“The difference with WiMax is that you can move out of that hotspot,” Mark Louison, head of Nokia’s North American business, said in an interview ahead of the CTIA annual U.S. wireless show in Las Vegas. Sprint, which has been seeking outside funding to expand WiMax beyond an initial three markets, has promised to open the network to a wide array of devices, such as music players or cameras, which consumers could buy from any store. The three initial markets are Chicago, Baltimore and Washington, D.C. Sprint has said it would have 10 WiMax devices at launch.
Nokia, the world’s largest mobile phone maker, has trailed Motorola Inc and Samsung Electronics in the United States as it has won little business with U.S. carriers, which tightly control the phones that work on their networks. There has been uncertainty about the U.S. future of WiMax. Sprint, which is losing customers from its existing service, has said it is re-examining its commitment to spend $5 billion on WiMax by 2010. Sprint and Clearwire Corp, a smaller WiMax provider, are in talks to combine their WiMax assets in a venture with investment by other companies such as Comcast Corp, Intel Corp and Google Inc, sources familiar with the talks said last week.

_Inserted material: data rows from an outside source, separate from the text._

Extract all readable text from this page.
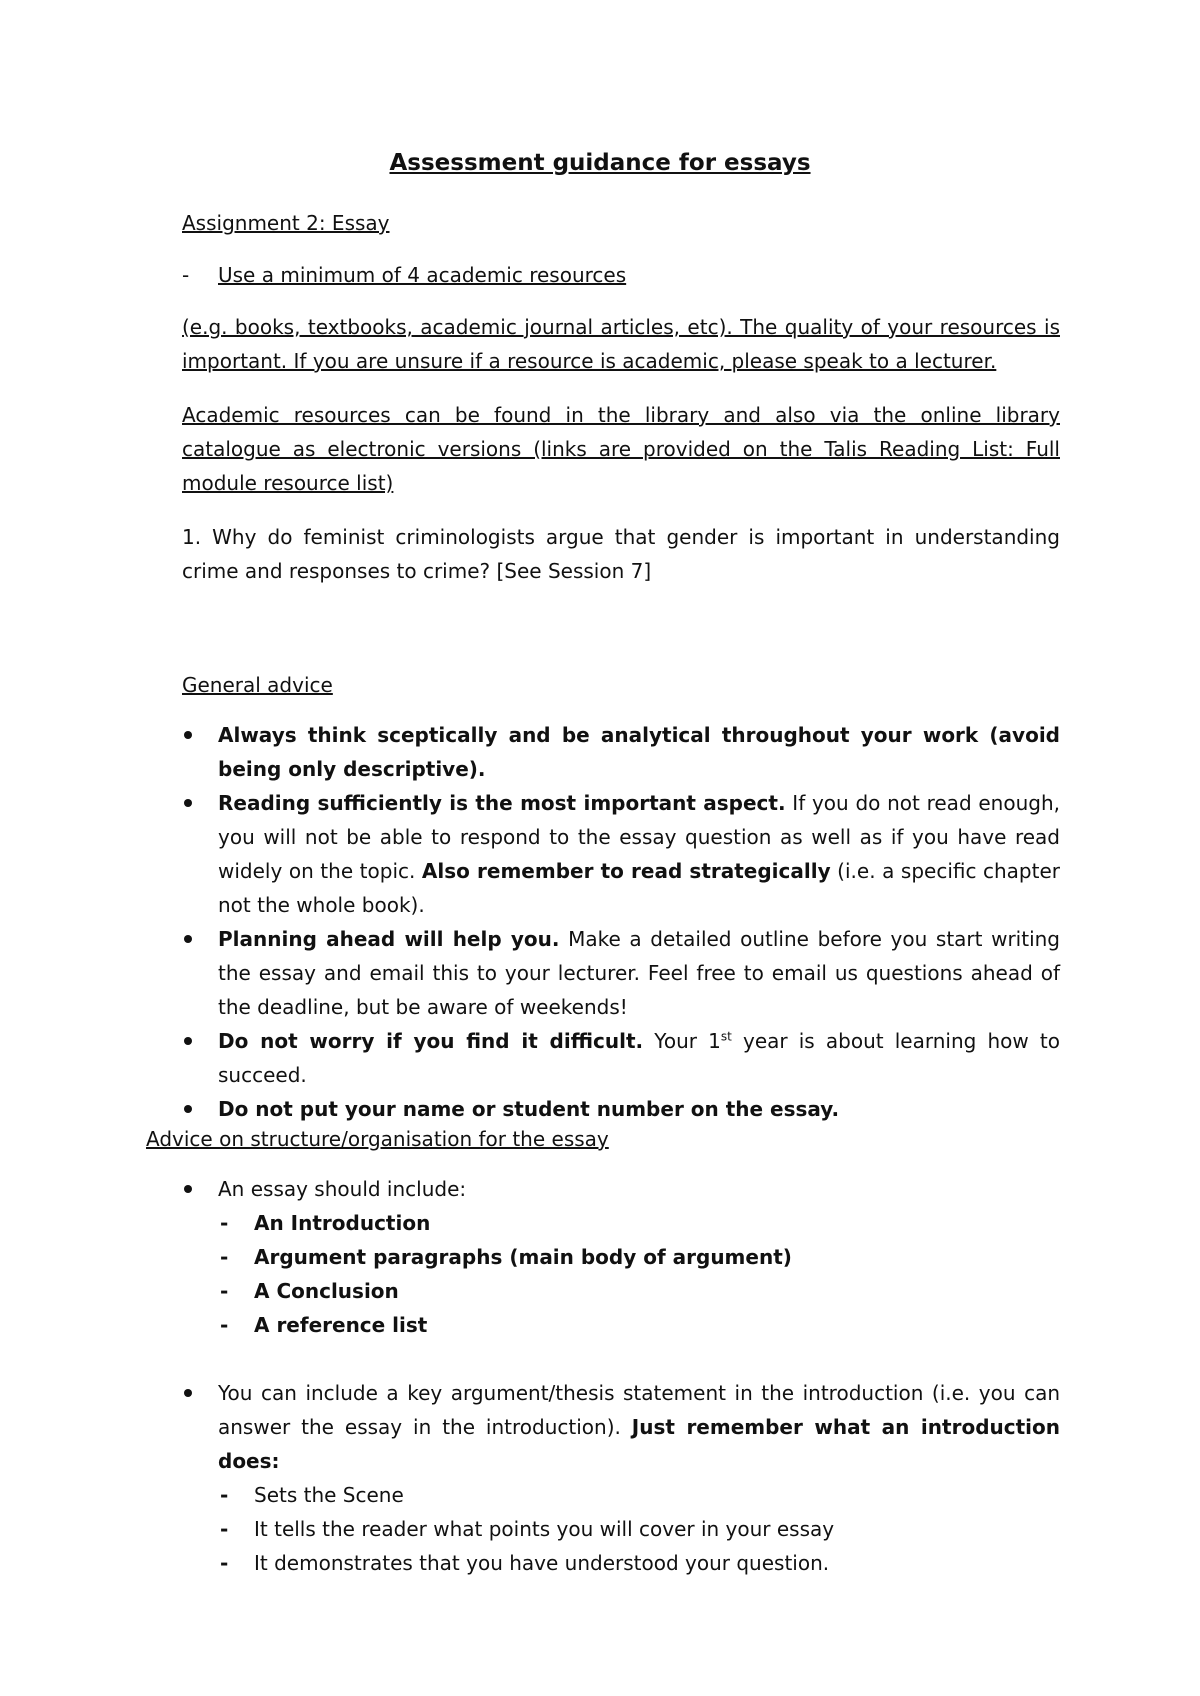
Assessment guidance for essays

Assignment 2: Essay

- Use a minimum of 4 academic resources

(e.g. books, textbooks, academic journal articles, etc). The quality of your resources is important. If you are unsure if a resource is academic, please speak to a lecturer.

Academic resources can be found in the library and also via the online library catalogue as electronic versions (links are provided on the Talis Reading List: Full module resource list)

1. Why do feminist criminologists argue that gender is important in understanding crime and responses to crime? [See Session 7]

General advice

Always think sceptically and be analytical throughout your work (avoid being only descriptive).
Reading sufficiently is the most important aspect. If you do not read enough, you will not be able to respond to the essay question as well as if you have read widely on the topic. Also remember to read strategically (i.e. a specific chapter not the whole book).
Planning ahead will help you. Make a detailed outline before you start writing the essay and email this to your lecturer. Feel free to email us questions ahead of the deadline, but be aware of weekends!
Do not worry if you find it difficult. Your 1st year is about learning how to succeed.
Do not put your name or student number on the essay.

Advice on structure/organisation for the essay

An essay should include:
- An Introduction
- Argument paragraphs (main body of argument)
- A Conclusion
- A reference list
You can include a key argument/thesis statement in the introduction (i.e. you can answer the essay in the introduction). Just remember what an introduction does:
- Sets the Scene
- It tells the reader what points you will cover in your essay
- It demonstrates that you have understood your question.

Asked if Nokia would consider joining such a venture, Louison said: “Our business model is focusing on building devices and applications that run on devices … We’ve never invested in an operator.” Even if the U.S. WiMax market evolves more slowly than expected, Louison said Nokia was confident it would find a market for the N810 overseas. “WiMax is bigger than Sprint,” he said. The WiMax N810 will be available from Nokia’s online store and its shops in New York and Chicago for $479, Nokia said.